The International Energy Agency (IEA) has called for the OPEC-led group to take more production offline and faster than previously agreed.
Following the carnage of negative WTI prices on April 20, and a growing realisation about pressure on storage, the Paris-based energy watchdog’s head Fatih Birol set out three steps.
The first is for those countries that have opted to cut production to “act as soon as possible and also consider even deeper cuts”. The meeting on April 9 saw commitments to take 9.7 million barrels per day of oil off the market – but only starting on May 1.
Falanx Assynt’s managing director Charles Hollis said it was unlikely Saudi Arabia would take steps on its own to curb production. “They might prefer to ride out very low prices for a few months in the hope that the relaxation of lockdowns will lead to a recovery in demand – but that could be quite a few months,” he said.
The second step from the IEA is for financial authorities to take steps to “discourage disorderly market outcomes”.

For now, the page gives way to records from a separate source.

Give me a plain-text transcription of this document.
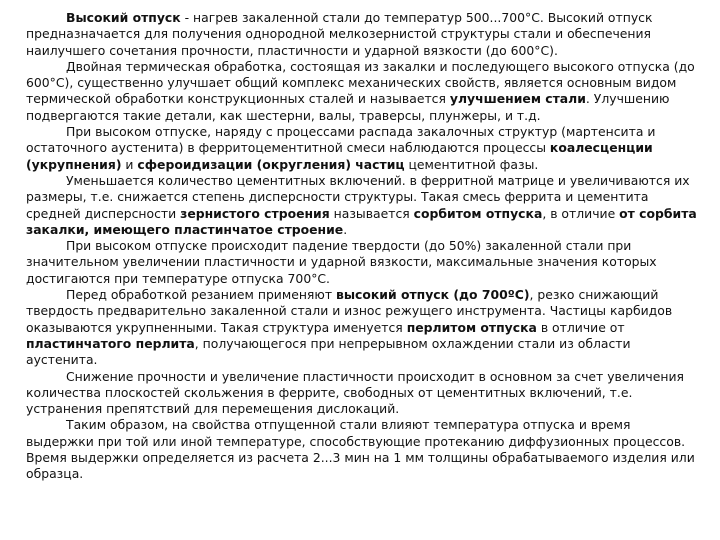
Высокий отпуск - нагрев закаленной стали до температур 500...700°С. Высокий отпуск предназначается для получения однородной мелкозернистой структуры стали и обеспечения наилучшего сочетания прочности, пластичности и ударной вязкости (до 600°С).

Двойная термическая обработка, состоящая из закалки и последующего высокого отпуска (до 600°С), существенно улучшает общий комплекс механических свойств, является основным видом термической обработки конструкционных сталей и называется улучшением стали. Улучшению подвергаются такие детали, как шестерни, валы, траверсы, плунжеры, и т.д.

При высоком отпуске, наряду с процессами распада закалочных структур (мартенсита и остаточного аустенита) в ферритоцементитной смеси наблюдаются процессы коалесценции (укрупнения) и сфероидизации (округления) частиц цементитной фазы.

Уменьшается количество цементитных включений. в ферритной матрице и увеличиваются их размеры, т.е. снижается степень дисперсности структуры. Такая смесь феррита и цементита средней дисперсности зернистого строения называется сорбитом отпуска, в отличие от сорбита закалки, имеющего пластинчатое строение.

При высоком отпуске происходит падение твердости (до 50%) закаленной стали при значительном увеличении пластичности и ударной вязкости, максимальные значения которых достигаются при температуре отпуска 700°С.

Перед обработкой резанием применяют высокий отпуск (до 700ºС), резко снижающий твердость предварительно закаленной стали и износ режущего инструмента. Частицы карбидов оказываются укрупненными. Такая структура именуется перлитом отпуска в отличие от пластинчатого перлита, получающегося при непрерывном охлаждении стали из области аустенита.

Снижение прочности и увеличение пластичности происходит в основном за счет увеличения количества плоскостей скольжения в феррите, свободных от цементитных включений, т.е. устранения препятствий для перемещения дислокаций.

Таким образом, на свойства отпущенной стали влияют температура отпуска и время выдержки при той или иной температуре, способствующие протеканию диффузионных процессов. Время выдержки определяется из расчета 2...3 мин на 1 мм толщины обрабатываемого изделия или образца.
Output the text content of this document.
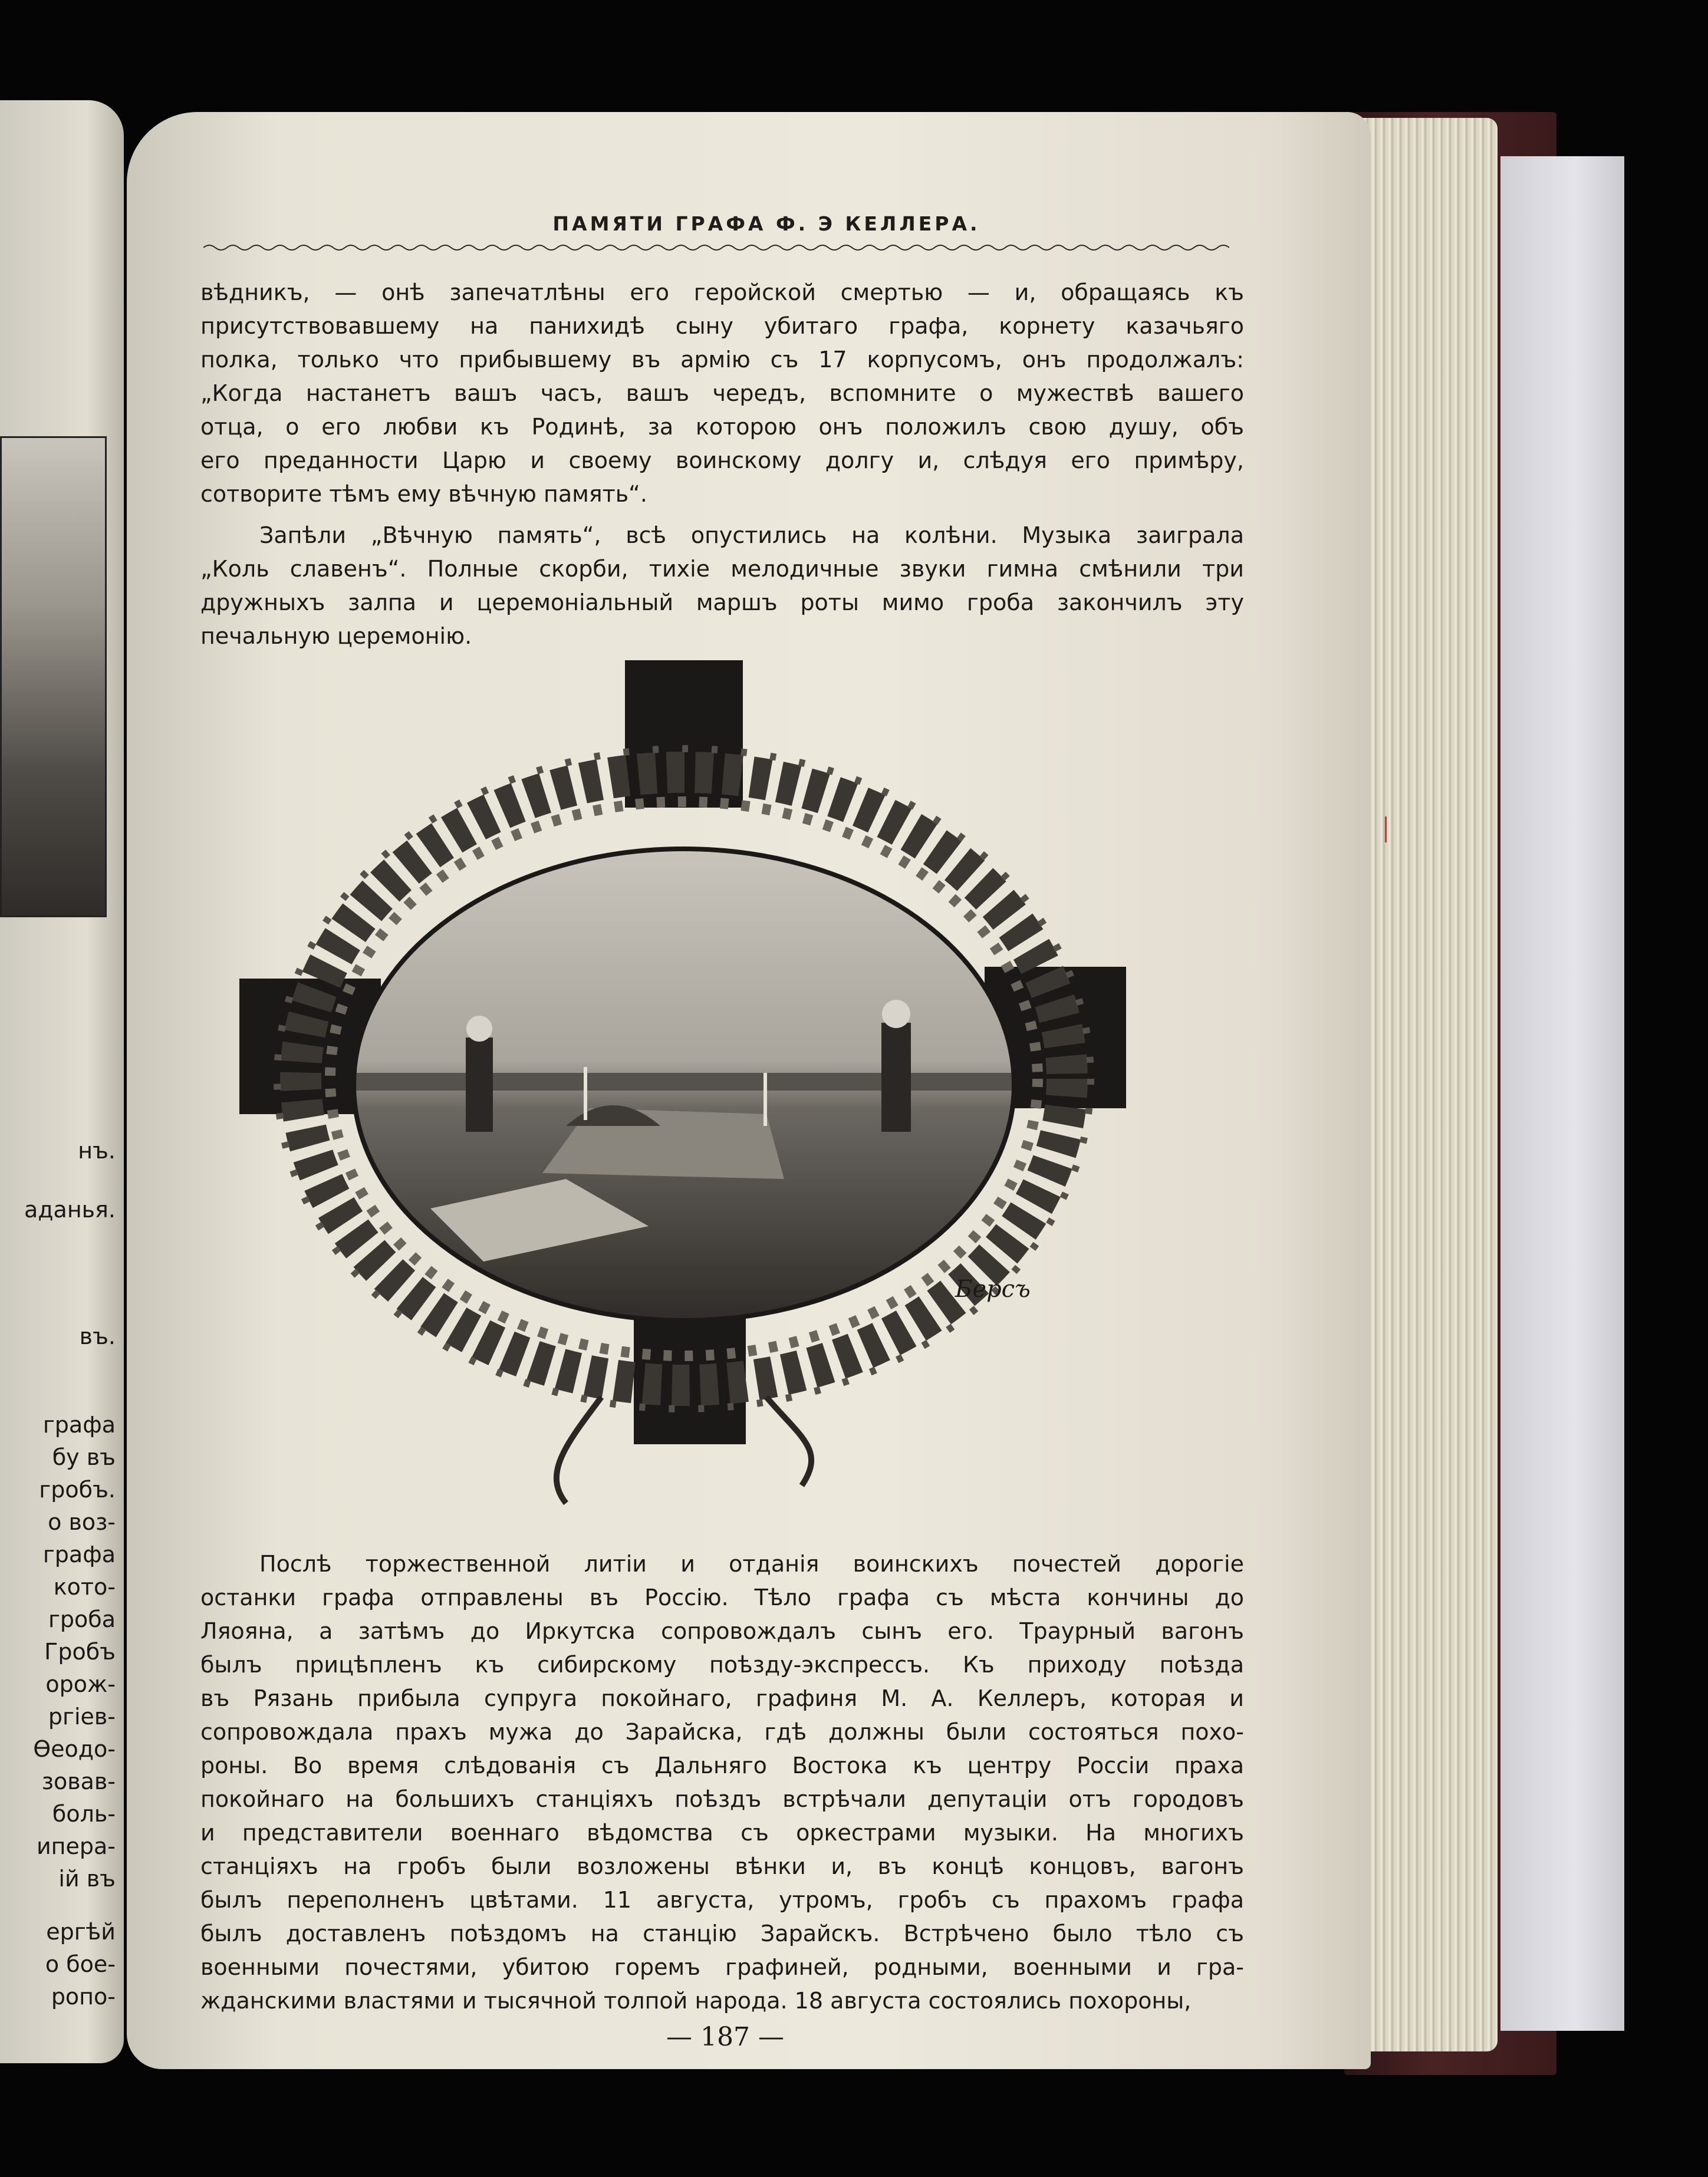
нъ.
аданья.
въ.
графа
бу въ
гробъ.
о воз-
графа
кото-
гроба
Гробъ
орож-
ргіев-
Ѳеодо-
зовав-
боль-
ипера-
ій въ
ергѣй
о бое-
ропо-
ПАМЯТИ ГРАФА Ф. Э КЕЛЛЕРА.
вѣдникъ, — онѣ запечатлѣны его геройской смертью — и, обращаясь къ
присутствовавшему на панихидѣ сыну убитаго графа, корнету казачьяго
полка, только что прибывшему въ армію съ 17 корпусомъ, онъ продолжалъ:
„Когда настанетъ вашъ часъ, вашъ чередъ, вспомните о мужествѣ вашего
отца, о его любви къ Родинѣ, за которою онъ положилъ свою душу, объ
его преданности Царю и своему воинскому долгу и, слѣдуя его примѣру,
сотворите тѣмъ ему вѣчную память“.
Запѣли „Вѣчную память“, всѣ опустились на колѣни. Музыка заиграла
„Коль славенъ“. Полные скорби, тихіе мелодичные звуки гимна смѣнили три
дружныхъ залпа и церемоніальный маршъ роты мимо гроба закончилъ эту
печальную церемонію.
Берсъ
Послѣ торжественной литіи и отданія воинскихъ почестей дорогіе
останки графа отправлены въ Россію. Тѣло графа съ мѣста кончины до
Ляояна, а затѣмъ до Иркутска сопровождалъ сынъ его. Траурный вагонъ
былъ прицѣпленъ къ сибирскому поѣзду-экспрессъ. Къ приходу поѣзда
въ Рязань прибыла супруга покойнаго, графиня М. А. Келлеръ, которая и
сопровождала прахъ мужа до Зарайска, гдѣ должны были состояться похо-
роны. Во время слѣдованія съ Дальняго Востока къ центру Россіи праха
покойнаго на большихъ станціяхъ поѣздъ встрѣчали депутаціи отъ городовъ
и представители военнаго вѣдомства съ оркестрами музыки. На многихъ
станціяхъ на гробъ были возложены вѣнки и, въ концѣ концовъ, вагонъ
былъ переполненъ цвѣтами. 11 августа, утромъ, гробъ съ прахомъ графа
былъ доставленъ поѣздомъ на станцію Зарайскъ. Встрѣчено было тѣло съ
военными почестями, убитою горемъ графиней, родными, военными и гра-
жданскими властями и тысячной толпой народа. 18 августа состоялись похороны,
— 187 —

An IEA representative said this could involve exchanges telling contract holders “as early as reasonably possible of the imminent maturity of contracts to encourage them to settle-out of their contracts in a timely fashion if they do not intend to take physical delivery, for instance”.
The third step is for those countries with strategic reserves to make capacity available to soak up surplus barrels.
US President Donald Trump has said his country is aiming to fill up its reserves, with the addition of up to 75 million barrels which would “top it out”. There seemed to be some ambiguity in Trump’s remarks about whether the government would buy it or merely store it for companies.
The president also said the US would consider blocking oil imports from Saudi.
According to the IEA’s most recent Oil Market Report, demand in April is expected to be down by 29mn bpd from 2019 volumes. This would imply a stock build this month of around 870mn barrels.
The IEA welcomed the OPEC+ agreement but has not called on non-aligned states to consider cutting production. Before the April 9 meeting, at which Saudi and Russia agreed to reduce output, there had been discussion that other producers may participate in curbs, including Texas.
Updated at 6:02 pm with comment from Falanx’s Charles Hollis.
Update 2 on April 22 at 3:41 pm with comment from IEA on market outcomes.